Supervised Exercise Therapy for Symptomatic Peripheral Artery Disease: A REVIEW OF CURRENT EXPERIENCE AND PRACTICE-BASED RECOMMENDATIONS.


Journal

Journal of cardiopulmonary rehabilitation and prevention
ISSN: 1932-751X
Titre abrégé: J Cardiopulm Rehabil Prev
Pays: United States
ID NLM: 101291247

Informations de publication

Date de publication:
01 01 2023
Historique:
pubmed: 18 9 2022
medline: 31 12 2022
entrez: 17 9 2022
Statut: ppublish

Résumé

This review encompasses several practical components of supervised exercise therapy (SET) for patients with claudication including referral, exercise training, and billing issues. Real-life SET session examples are also provided. SET was approved for reimbursement by the Centers for Medicare & Medicaid Services (CMS) in 2017, and there is continual growth of programs offering SET and in participation. The purpose of this review is to provide useful information for the clinical exercise professionals working with these patients. The 2016 ACC/AHA Guideline on the Management of Patients With Lower Extremity Peripheral Artery Disease (PAD) provided a class I (highest level) recommendation for the use of SET in those with symptomatic PAD. Since there has been much growth in the literature about the utility of SET, the literature was reviewed (PubMed) to provide information for this article. Topics reviewed include the benefits of exercise training, exercise prescription, billing, referral and participation, and best practices. SET should be offered to all patients with symptomatic PAD who are not at risk of acute limb ischemia. For optimal results, SET should be implemented several times per week and in a progressive process to increase exercise intensity as tolerated. For best results, programs should recommend patients supplement SET with home exercise. Considerations for utilizing reimbursed sessions should also be discussed because patients have a maximum of 72 sessions/lifetime. Referral practices need refinement, and participation rates remain extremely low and may be influenced by demographics. Research on best practices and home or hybrid training must continue to address issues related to common enrollment and participation barriers. Supervised exercise training (SET) for symptomatic peripheral artery disease is a class IA recommendation and reimbursable by most insurances.
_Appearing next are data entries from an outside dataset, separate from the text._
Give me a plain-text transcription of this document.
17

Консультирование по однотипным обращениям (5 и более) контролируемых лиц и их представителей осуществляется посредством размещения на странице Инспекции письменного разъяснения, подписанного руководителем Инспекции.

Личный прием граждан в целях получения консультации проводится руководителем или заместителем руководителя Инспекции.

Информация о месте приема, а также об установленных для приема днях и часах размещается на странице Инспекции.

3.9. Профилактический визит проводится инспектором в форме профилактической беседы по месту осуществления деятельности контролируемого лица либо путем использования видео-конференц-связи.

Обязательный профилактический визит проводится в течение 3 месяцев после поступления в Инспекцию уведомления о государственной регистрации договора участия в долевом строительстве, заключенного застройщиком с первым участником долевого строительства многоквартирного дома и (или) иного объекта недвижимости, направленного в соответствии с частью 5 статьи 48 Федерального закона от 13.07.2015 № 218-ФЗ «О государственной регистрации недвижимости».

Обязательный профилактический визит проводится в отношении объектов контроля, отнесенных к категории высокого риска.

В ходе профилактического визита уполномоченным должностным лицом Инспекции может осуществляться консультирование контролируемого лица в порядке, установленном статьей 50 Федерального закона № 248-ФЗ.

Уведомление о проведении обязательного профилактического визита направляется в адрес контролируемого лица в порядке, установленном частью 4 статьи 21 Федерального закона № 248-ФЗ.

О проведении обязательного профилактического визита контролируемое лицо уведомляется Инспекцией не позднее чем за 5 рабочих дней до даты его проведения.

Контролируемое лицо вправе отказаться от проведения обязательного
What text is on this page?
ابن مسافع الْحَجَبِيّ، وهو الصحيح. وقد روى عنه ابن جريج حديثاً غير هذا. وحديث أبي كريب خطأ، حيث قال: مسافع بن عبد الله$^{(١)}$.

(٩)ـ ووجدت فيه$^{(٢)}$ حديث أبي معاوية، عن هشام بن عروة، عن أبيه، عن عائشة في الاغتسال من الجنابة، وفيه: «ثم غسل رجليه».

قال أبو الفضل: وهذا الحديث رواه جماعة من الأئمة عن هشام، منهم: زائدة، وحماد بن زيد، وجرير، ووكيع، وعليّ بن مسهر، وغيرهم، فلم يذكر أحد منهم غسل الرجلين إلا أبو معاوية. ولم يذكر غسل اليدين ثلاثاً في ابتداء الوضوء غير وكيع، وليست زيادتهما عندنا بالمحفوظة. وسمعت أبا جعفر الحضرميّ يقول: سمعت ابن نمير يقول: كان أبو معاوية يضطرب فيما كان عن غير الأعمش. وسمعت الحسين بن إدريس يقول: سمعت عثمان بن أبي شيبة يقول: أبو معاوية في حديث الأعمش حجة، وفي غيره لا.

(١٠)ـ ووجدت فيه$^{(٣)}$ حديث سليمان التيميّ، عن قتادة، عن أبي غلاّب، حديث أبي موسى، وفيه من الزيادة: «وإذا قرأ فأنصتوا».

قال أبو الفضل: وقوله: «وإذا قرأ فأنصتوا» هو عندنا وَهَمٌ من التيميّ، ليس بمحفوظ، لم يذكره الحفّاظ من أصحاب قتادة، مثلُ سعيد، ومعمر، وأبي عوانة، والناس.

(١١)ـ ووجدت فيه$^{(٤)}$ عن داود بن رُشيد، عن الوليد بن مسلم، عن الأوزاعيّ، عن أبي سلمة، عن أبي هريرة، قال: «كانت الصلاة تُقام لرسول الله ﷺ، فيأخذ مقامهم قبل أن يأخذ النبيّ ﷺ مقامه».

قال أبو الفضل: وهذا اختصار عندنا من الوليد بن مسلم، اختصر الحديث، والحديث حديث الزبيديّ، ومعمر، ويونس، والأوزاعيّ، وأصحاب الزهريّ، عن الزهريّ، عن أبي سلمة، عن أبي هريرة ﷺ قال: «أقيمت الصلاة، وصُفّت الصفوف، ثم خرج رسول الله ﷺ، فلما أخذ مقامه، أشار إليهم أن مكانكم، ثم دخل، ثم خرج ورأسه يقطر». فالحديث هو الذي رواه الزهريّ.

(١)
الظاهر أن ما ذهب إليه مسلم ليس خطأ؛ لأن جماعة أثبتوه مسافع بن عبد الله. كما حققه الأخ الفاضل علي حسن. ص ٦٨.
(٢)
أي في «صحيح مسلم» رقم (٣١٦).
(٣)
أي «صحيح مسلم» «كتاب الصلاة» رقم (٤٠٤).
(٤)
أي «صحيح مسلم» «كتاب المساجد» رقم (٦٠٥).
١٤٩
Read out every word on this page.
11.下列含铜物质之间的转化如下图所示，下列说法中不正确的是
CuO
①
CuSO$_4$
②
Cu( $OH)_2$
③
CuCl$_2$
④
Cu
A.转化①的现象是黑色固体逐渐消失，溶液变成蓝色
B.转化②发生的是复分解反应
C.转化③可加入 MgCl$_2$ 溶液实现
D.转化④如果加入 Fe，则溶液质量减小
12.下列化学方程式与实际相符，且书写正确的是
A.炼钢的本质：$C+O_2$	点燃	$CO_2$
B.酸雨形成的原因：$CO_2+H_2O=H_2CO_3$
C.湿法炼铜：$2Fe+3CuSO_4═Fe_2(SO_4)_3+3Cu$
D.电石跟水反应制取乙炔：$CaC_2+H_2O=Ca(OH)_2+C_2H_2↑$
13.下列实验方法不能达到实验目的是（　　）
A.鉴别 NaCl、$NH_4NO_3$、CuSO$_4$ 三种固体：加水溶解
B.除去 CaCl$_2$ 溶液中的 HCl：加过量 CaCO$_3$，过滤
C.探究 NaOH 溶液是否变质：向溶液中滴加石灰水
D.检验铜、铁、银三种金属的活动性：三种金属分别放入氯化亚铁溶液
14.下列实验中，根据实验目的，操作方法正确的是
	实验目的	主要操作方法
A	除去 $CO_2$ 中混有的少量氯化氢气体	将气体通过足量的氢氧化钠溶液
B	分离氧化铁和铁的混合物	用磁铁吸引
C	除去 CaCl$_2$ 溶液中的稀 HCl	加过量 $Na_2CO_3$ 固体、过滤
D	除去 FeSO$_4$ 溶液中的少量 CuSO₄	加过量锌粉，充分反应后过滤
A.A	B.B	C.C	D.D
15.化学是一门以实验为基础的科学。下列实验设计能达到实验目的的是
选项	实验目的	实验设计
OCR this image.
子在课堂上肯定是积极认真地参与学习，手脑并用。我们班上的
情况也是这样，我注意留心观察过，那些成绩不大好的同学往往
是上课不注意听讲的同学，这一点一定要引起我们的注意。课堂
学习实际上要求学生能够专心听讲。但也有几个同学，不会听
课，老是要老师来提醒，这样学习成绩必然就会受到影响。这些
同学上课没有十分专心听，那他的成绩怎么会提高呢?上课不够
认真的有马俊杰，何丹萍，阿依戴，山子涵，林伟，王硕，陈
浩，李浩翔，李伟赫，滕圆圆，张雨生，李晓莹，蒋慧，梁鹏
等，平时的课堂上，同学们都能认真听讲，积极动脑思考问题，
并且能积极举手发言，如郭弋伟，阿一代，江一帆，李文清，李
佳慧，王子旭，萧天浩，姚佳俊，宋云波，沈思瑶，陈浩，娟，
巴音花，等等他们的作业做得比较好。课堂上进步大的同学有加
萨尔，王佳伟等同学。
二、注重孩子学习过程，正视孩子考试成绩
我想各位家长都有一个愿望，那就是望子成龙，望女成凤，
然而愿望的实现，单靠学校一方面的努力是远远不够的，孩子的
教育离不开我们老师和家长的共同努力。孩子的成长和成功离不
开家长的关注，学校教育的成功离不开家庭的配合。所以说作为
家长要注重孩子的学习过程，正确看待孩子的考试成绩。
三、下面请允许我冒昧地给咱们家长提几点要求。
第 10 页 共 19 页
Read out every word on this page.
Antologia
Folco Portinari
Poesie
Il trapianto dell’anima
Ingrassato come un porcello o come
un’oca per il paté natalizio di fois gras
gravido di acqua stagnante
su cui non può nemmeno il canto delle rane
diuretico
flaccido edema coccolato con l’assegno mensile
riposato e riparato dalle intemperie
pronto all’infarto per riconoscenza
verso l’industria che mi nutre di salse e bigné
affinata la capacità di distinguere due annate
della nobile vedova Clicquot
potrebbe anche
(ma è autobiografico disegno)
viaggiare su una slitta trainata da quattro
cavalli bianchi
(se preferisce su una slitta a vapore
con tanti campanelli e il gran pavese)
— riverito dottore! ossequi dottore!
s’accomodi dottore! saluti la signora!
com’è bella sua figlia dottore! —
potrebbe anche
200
Improvements in walking performance can be dramatic. However, referral and participation in SET remain very low and thus SET is vastly underutilized.

Identifiants

pubmed: 36114638
doi: 10.1097/HCR.0000000000000723
pii: 01273116-202301000-00003
doi:

Types de publication

Review Journal Article

Langues

eng

Sous-ensembles de citation

IM

Pagination

15-21

Informations de copyright

Copyright © 2022 Wolters Kluwer Health, Inc. All rights reserved.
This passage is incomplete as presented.